Go Comparison to Baseline Diagram

On the plus side, however, our Go implementation is 3.6 times faster than the Java library’s built-in parallel sort. Of course, it is much faster than the serial implementations in C++, Go and Java. In particular, it is 63 times faster than the serial implementation in Go.

Go Comparison to Others Diagram

Now, it’s not always sunny in Pittsburgh, which is where the storm comes rolling in. We also tried implementing a similar algorithm in Java. However, we ended up with a vastly different result than Go with our Sample Sort being twice as slow as Java’s built in ParallelSort. From our analysis of the timing, we spent the most time with determining the correct bucket for each element, which is strange because we implemented it with binary search, but perhaps Java’s JIT compiler is unable to optimize for it when each run finds different elements as splitters.

Java Graphs Diagram

Anti-Optimizations

One “optimization” which we thought might work involves the amount of writes that occur during the intra-bucket sorting stage. Although the elements are structs consisting of two double-precision floats, only one of them, the key field, is used to determine the ordering of elements - the other value, the data field, is not involved in comparisons. Despite this, during sorting, both the key and the data fields are being copied and shuffled around in memory.

We sought to reduce the amount of writes that occur during sorting by sorting indices instead of elements. To sort a bucket of length n, we created an array of 4-byte integers from 0 to n-1, and sorted this list of indices instead. (To determine the order between two indices, we compare the elements they represent). After sorting the indices, we permuted the array of elements in-place to put them in the right order.

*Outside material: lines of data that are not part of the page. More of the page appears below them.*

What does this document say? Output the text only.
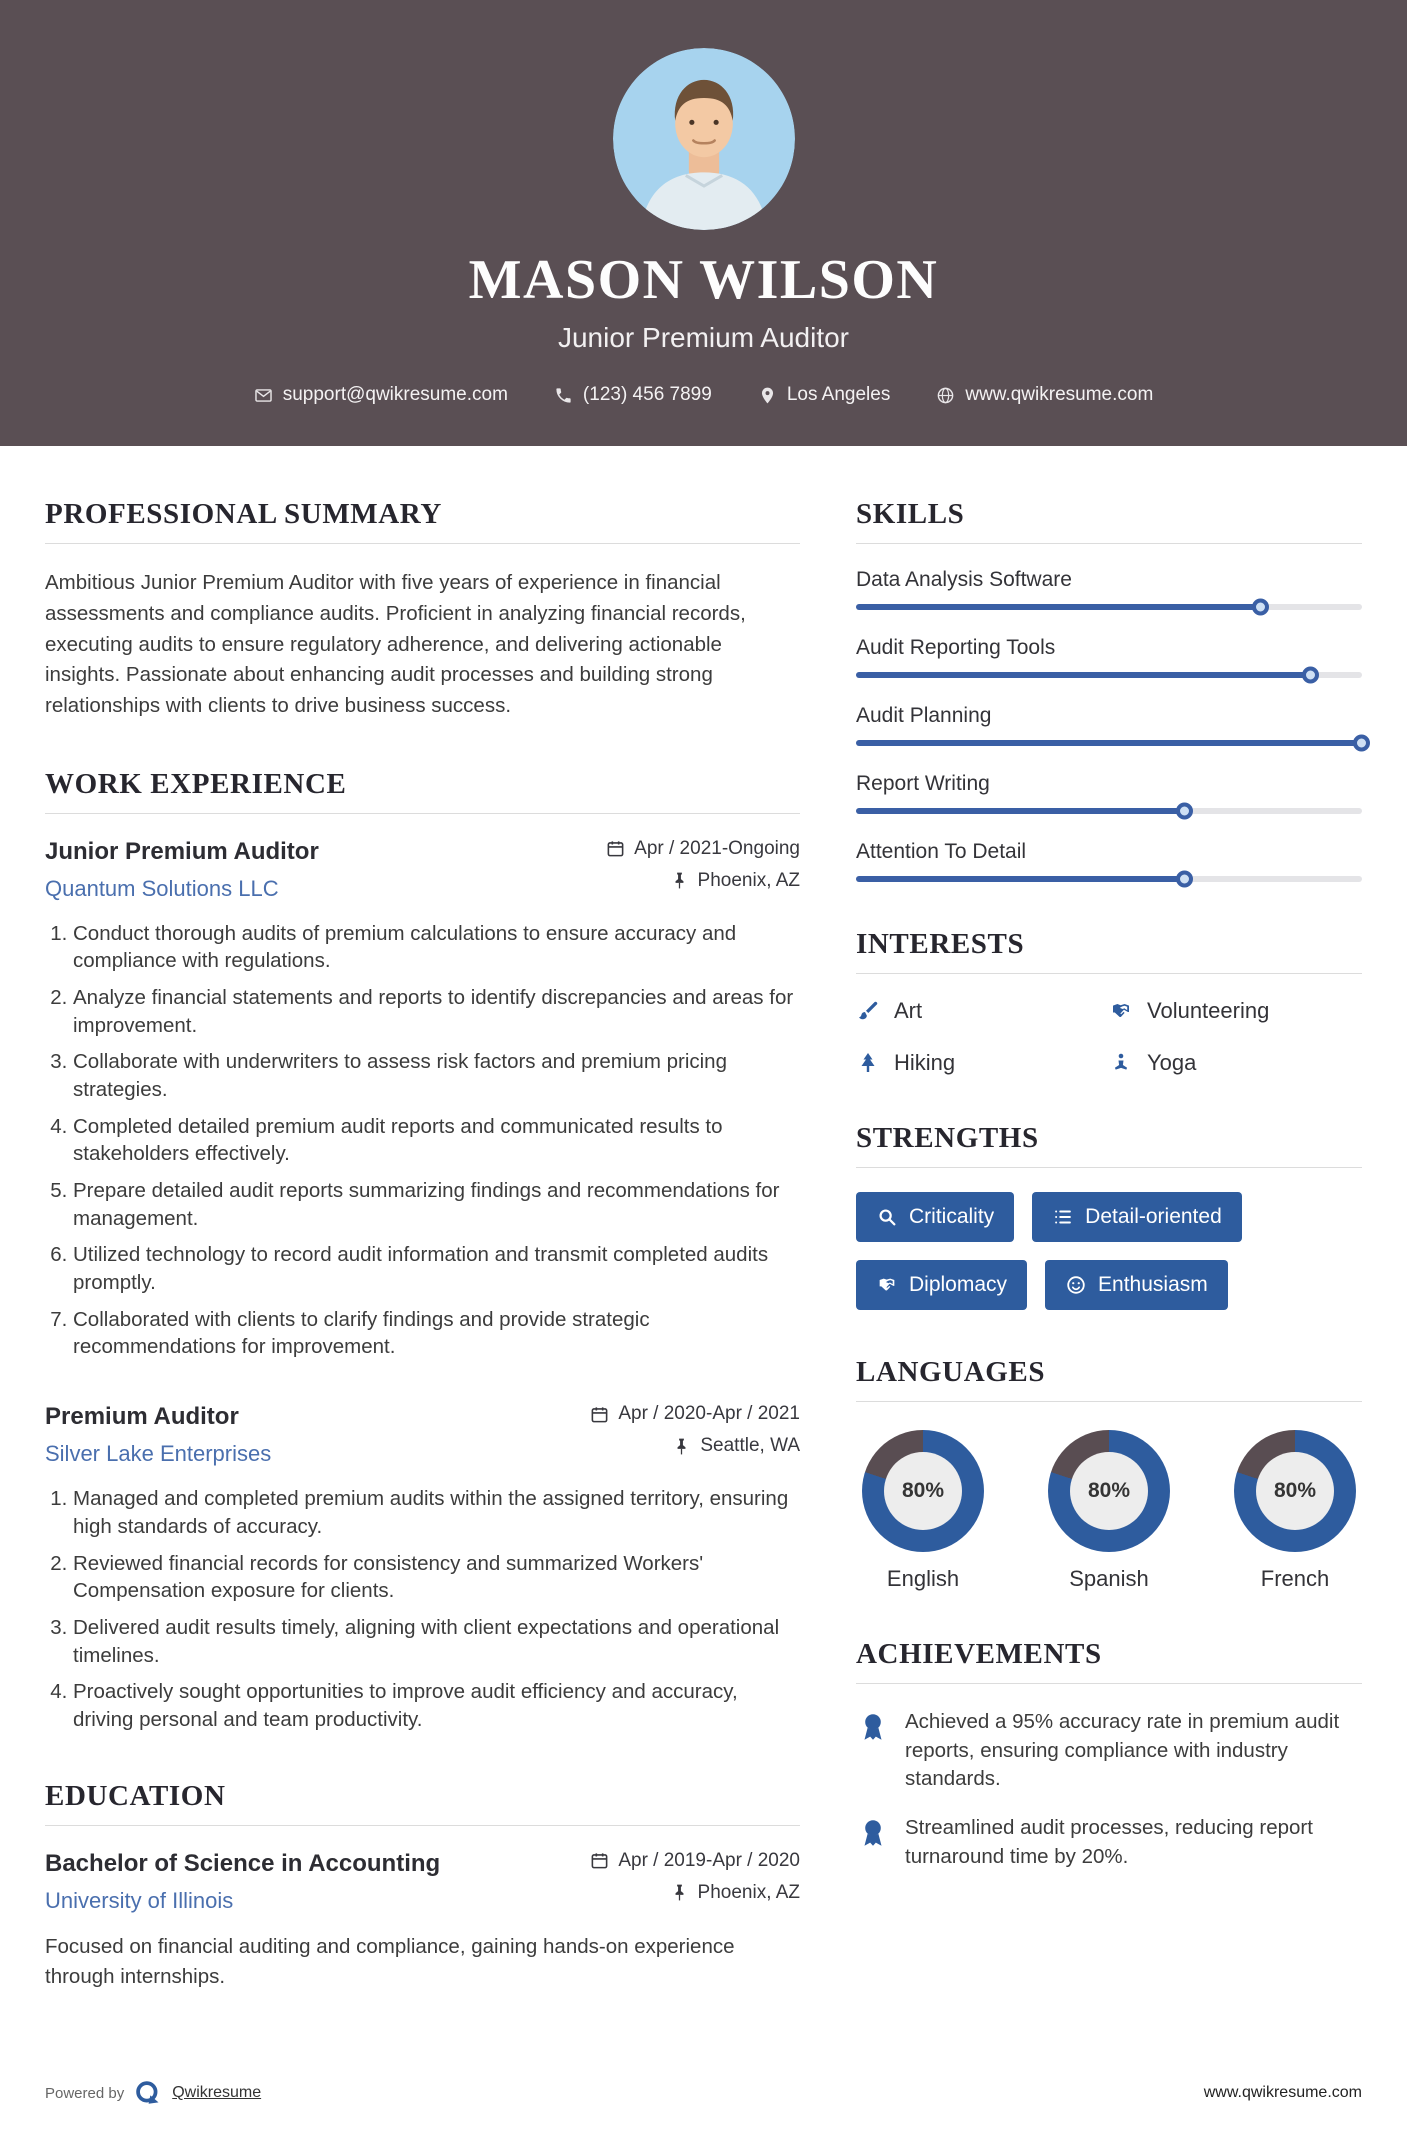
MASON WILSON
Junior Premium Auditor
support@qwikresume.com	(123) 456 7899	Los Angeles	www.qwikresume.com
PROFESSIONAL SUMMARY

Ambitious Junior Premium Auditor with five years of experience in financial assessments and compliance audits. Proficient in analyzing financial records, executing audits to ensure regulatory adherence, and delivering actionable insights. Passionate about enhancing audit processes and building strong relationships with clients to drive business success.

WORK EXPERIENCE
Junior Premium Auditor
Quantum Solutions LLC
Apr / 2021-Ongoing
Phoenix, AZ
1. Conduct thorough audits of premium calculations to ensure accuracy and compliance with regulations.
2. Analyze financial statements and reports to identify discrepancies and areas for improvement.
3. Collaborate with underwriters to assess risk factors and premium pricing strategies.
4. Completed detailed premium audit reports and communicated results to stakeholders effectively.
5. Prepare detailed audit reports summarizing findings and recommendations for management.
6. Utilized technology to record audit information and transmit completed audits promptly.
7. Collaborated with clients to clarify findings and provide strategic recommendations for improvement.
Premium Auditor
Silver Lake Enterprises
Apr / 2020-Apr / 2021
Seattle, WA
1. Managed and completed premium audits within the assigned territory, ensuring high standards of accuracy.
2. Reviewed financial records for consistency and summarized Workers' Compensation exposure for clients.
3. Delivered audit results timely, aligning with client expectations and operational timelines.
4. Proactively sought opportunities to improve audit efficiency and accuracy, driving personal and team productivity.
EDUCATION
Bachelor of Science in Accounting
University of Illinois
Apr / 2019-Apr / 2020
Phoenix, AZ

Focused on financial auditing and compliance, gaining hands-on experience through internships.

SKILLS
Data Analysis Software
Audit Reporting Tools
Audit Planning
Report Writing
Attention To Detail
INTERESTS
Art	Volunteering
Hiking	Yoga
STRENGTHS
Criticality	Detail-oriented
Diplomacy	Enthusiasm
LANGUAGES
80%
English
80%
Spanish
80%
French
ACHIEVEMENTS

Achieved a 95% accuracy rate in premium audit reports, ensuring compliance with industry standards.

Streamlined audit processes, reducing report turnaround time by 20%.

Powered by	Qwikresume	www.qwikresume.com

Since elements are 16 bytes in size, but indices are only 4 bytes in size, we thought that we would see significant speedup due to less memory bandwidth needed.

Sorting by Index Diagram

Unfortunately, this was counterproductive, leading to a roughly 1.25x slowdown in the sorting phase.

Delving deeper, we measured the time taken to sort the indices separately from the time taken to permute the actual elements after the indices had been sorted. We discovered that the overhead of permuting the elements, as represented by the green points, was minimal. Sorting the indices alone - the yellow points - took up the bulk of the time.

Permutation Diagram

Upon further reflection, we realised that although we had eliminated the need to write elements while indices were being sorted, the fact that they still had to be read from memory in order to compare pairs of indices was preventing us from seeing any speed-up.

Conclusion

Overall, we learned a lot about optimizing sort algorithms on a variety of machines in the two languages and figured out that it might not be as easy as we thought to beat a highly optimized built-in parallel algorithm with a private implementation of TimSort.

References

Axtmann, M., & Sanders, P. (2017). Robust Massively Parallel Sorting. In 2017 Proceedings of the Ninteenth Workshop on Algorithm Engineering and Experiments (ALENEX) (pp. 83-97). Society for Industrial and Applied Mathematics.

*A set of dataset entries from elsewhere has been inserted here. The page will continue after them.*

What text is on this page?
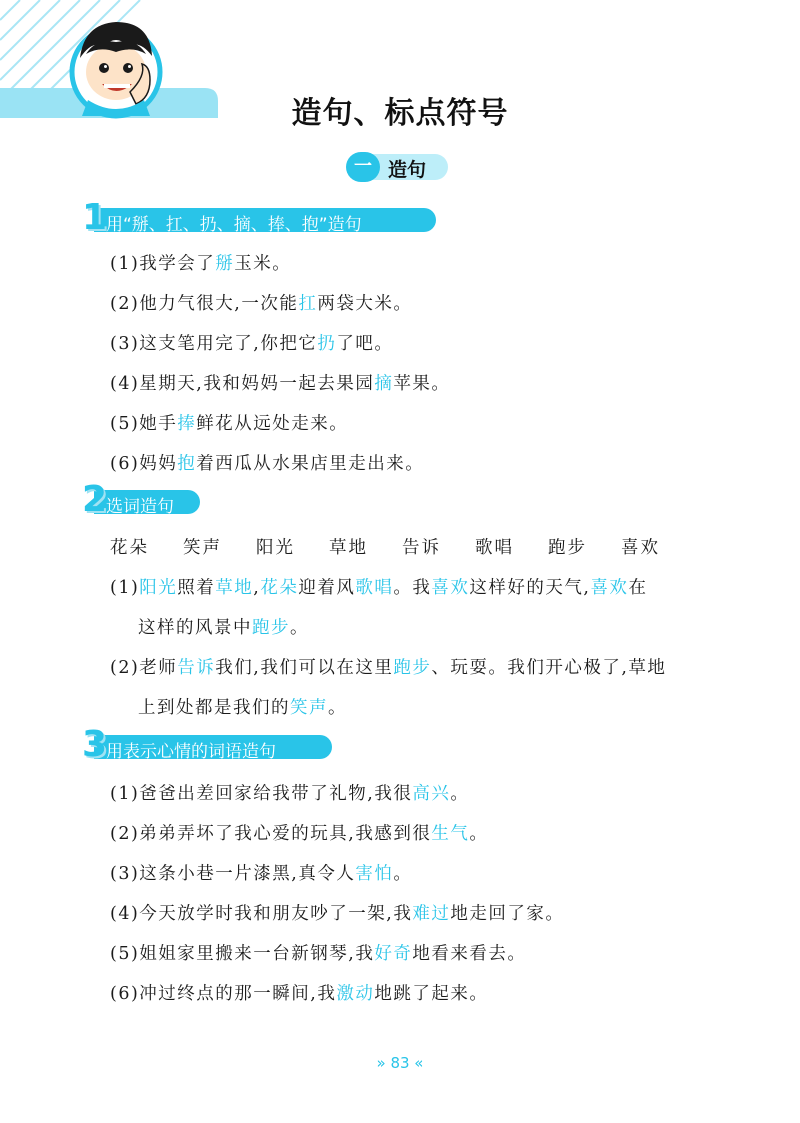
造句、标点符号
一 造句
1
用“掰、扛、扔、摘、捧、抱”造句
(1)我学会了掰玉米。
(2)他力气很大,一次能扛两袋大米。
(3)这支笔用完了,你把它扔了吧。
(4)星期天,我和妈妈一起去果园摘苹果。
(5)她手捧鲜花从远处走来。
(6)妈妈抱着西瓜从水果店里走出来。
2
选词造句
花朵 笑声 阳光 草地 告诉 歌唱 跑步 喜欢
(1)阳光照着草地,花朵迎着风歌唱。我喜欢这样好的天气,喜欢在
这样的风景中跑步。
(2)老师告诉我们,我们可以在这里跑步、玩耍。我们开心极了,草地
上到处都是我们的笑声。
3
用表示心情的词语造句
(1)爸爸出差回家给我带了礼物,我很高兴。
(2)弟弟弄坏了我心爱的玩具,我感到很生气。
(3)这条小巷一片漆黑,真令人害怕。
(4)今天放学时我和朋友吵了一架,我难过地走回了家。
(5)姐姐家里搬来一台新钢琴,我好奇地看来看去。
(6)冲过终点的那一瞬间,我激动地跳了起来。
» 83 «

Bozidar, Darko, and Tomaz Dobravec. “Comparison of parallel sorting algorithms.” arXiv preprint arXiv:1511.03404 (2015).

Leischner, Nikolaj, Vitaly Osipov, and Peter Sanders. “GPU sample sort.” Parallel & Distributed Processing (IPDPS), 2010 IEEE International Symposium on. IEEE, 2010.

List of Work by Each Student

Matthew wrote all of the Go code while Kevin worked on the Java sorting and CUDA benchmarking programs. In addition, Matthew made the presentation while Kevin worked on the final report.